LSU is second in the SEC in batting (.291), 10th in pitching (3.95 ERA) and first in fielding (.983). Junior right fielder Greg Deichmann leads the team with a .333 average, 16 home runs and 57 RBI. LSU has two of the SEC’s most talented starters in Alex Lange and Jared Poche’, and closer Hunter Newman has seven saves and a 0.98 ERA.

“They’re playing baseball pretty good and feeling like they’re starting to hit a rhythm,” Thompson said. “We need to do the same. We need to feel like we’re getting right back on track and getting after it.

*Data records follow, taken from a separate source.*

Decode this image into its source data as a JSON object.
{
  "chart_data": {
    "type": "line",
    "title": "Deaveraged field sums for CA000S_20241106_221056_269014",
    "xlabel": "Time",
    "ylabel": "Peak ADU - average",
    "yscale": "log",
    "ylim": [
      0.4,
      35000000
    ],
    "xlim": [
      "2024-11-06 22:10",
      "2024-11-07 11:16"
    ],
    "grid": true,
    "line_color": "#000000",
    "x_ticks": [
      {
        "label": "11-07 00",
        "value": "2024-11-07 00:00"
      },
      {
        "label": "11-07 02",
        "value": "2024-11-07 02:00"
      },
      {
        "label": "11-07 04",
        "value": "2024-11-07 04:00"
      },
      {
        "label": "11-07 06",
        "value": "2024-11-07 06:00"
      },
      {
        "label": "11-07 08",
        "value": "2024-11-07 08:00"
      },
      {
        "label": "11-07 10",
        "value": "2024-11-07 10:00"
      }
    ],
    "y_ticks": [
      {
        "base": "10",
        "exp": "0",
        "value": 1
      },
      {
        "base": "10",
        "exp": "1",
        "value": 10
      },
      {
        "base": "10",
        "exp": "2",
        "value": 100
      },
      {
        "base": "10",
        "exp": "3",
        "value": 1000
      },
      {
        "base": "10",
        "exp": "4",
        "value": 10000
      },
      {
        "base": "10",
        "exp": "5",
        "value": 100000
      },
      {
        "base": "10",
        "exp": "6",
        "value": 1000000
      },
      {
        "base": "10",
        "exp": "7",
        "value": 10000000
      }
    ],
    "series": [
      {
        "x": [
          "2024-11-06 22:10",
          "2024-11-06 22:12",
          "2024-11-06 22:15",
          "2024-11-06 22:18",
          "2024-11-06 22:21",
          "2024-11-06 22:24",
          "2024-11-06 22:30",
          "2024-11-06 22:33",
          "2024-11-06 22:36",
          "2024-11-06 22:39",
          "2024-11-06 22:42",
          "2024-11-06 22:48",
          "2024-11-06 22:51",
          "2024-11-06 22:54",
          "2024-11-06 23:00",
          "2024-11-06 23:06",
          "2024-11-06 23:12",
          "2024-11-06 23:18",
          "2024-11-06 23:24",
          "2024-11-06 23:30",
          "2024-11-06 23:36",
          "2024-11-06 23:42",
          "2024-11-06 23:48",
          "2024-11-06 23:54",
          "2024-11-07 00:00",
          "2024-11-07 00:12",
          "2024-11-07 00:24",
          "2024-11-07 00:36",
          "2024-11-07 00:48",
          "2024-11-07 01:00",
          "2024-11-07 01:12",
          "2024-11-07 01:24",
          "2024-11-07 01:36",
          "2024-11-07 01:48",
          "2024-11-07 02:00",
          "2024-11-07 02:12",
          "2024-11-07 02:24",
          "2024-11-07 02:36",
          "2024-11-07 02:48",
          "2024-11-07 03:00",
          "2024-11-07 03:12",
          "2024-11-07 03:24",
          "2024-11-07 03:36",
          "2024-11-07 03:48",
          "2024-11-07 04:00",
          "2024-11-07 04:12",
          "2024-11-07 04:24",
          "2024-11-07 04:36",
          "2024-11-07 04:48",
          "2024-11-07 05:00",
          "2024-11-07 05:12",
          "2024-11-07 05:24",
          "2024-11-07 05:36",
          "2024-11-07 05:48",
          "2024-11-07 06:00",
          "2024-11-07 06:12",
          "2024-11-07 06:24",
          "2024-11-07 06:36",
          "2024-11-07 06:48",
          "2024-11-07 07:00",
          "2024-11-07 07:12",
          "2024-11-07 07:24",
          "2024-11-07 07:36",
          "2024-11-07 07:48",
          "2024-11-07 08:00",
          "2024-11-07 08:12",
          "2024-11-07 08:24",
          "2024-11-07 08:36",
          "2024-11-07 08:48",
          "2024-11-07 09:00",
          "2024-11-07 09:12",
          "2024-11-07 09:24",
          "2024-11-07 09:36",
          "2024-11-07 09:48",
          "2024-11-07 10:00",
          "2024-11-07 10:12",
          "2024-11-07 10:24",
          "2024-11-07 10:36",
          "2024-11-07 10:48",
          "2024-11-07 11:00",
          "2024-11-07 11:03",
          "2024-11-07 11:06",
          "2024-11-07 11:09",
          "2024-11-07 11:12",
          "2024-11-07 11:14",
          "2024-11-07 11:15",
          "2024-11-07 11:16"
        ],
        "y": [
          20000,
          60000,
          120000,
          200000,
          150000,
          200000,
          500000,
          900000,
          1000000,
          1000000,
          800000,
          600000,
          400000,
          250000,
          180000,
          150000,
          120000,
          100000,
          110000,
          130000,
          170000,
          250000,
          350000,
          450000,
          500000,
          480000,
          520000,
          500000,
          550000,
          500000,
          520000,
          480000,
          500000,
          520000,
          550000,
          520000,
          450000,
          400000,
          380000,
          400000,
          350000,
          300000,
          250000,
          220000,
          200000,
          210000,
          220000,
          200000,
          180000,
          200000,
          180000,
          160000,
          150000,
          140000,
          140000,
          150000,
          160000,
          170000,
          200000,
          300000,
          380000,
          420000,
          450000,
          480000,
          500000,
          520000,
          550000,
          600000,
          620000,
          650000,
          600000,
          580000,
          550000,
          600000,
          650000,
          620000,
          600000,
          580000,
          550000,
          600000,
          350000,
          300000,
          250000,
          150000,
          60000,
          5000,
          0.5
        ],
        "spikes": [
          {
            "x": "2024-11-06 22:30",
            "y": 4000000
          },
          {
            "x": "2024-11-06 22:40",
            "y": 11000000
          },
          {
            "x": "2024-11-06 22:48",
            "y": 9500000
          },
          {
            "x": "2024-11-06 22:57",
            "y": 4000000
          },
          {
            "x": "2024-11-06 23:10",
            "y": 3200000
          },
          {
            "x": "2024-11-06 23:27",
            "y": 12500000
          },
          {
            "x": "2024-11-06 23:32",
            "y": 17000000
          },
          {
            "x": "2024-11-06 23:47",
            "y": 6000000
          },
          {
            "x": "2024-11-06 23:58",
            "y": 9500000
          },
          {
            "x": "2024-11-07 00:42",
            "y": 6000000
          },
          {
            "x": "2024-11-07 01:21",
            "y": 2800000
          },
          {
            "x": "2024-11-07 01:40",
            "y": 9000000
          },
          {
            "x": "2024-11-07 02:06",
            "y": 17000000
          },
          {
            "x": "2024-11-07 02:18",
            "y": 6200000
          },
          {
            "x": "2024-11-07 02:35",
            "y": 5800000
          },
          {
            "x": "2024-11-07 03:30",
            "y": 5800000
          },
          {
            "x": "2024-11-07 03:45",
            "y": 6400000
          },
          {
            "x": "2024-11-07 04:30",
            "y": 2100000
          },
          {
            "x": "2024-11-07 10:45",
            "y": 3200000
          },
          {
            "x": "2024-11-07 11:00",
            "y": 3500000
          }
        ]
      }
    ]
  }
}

It’s a huge series.”

Auburn enters the series fifth in the conference in hitting (.284), 11th in pitching (4.12) and eighth in fielding (.973). Auburn will shake up its starting rotation for the series and could have a couple of injured players back in the starting lineup.

PITCHING MATCHUPS
AUBURN LSU

THU

Jr. LHP Andrew Mitchell (5-2, 3.21)

Jr. RHP Alex Lange (5-5, 3.27)

FRI

Jr. RHP Keegan Thompson (5-3, 2.08)

Sr. LHP Jared Poche' (8-3, 3.33)

SAT

So. RHP Casey Mize (6-1, 1.39)

Fr. RHP Eric Walker (5-1, 4.09)

Shortstop Luke Jarvis, who has missed seven-straight starts with back spasms, may return to action against the Bayou Bengals.

“I still think it’s day-to-day but he is making the trip with us,” Thompson said. “We did some reports on Monday to make sure he doesn’t have something deeper like disc or structural. We still think it’s located in the muscle, which gives us a much more positive outcome.”

Daniel Robert, who is tied for the team lead with 37 RBI, missed most of the Alabama series with a pinched nerve in his elbow but returned to right field against the Blazers and has been cleared to start this weekend as Auburn tries to get back on the winning track.

“It’s the same game we’ve all been playing,” Robert said. “All year we’ve done a great job and four games ain’t going to derail us and end our season.”

Game times for the series are Thursday at 6:30 on ESPN2, Friday at 7 p.m. on SECN+ and WatchESPN and Saturday at noon on the SEC Network.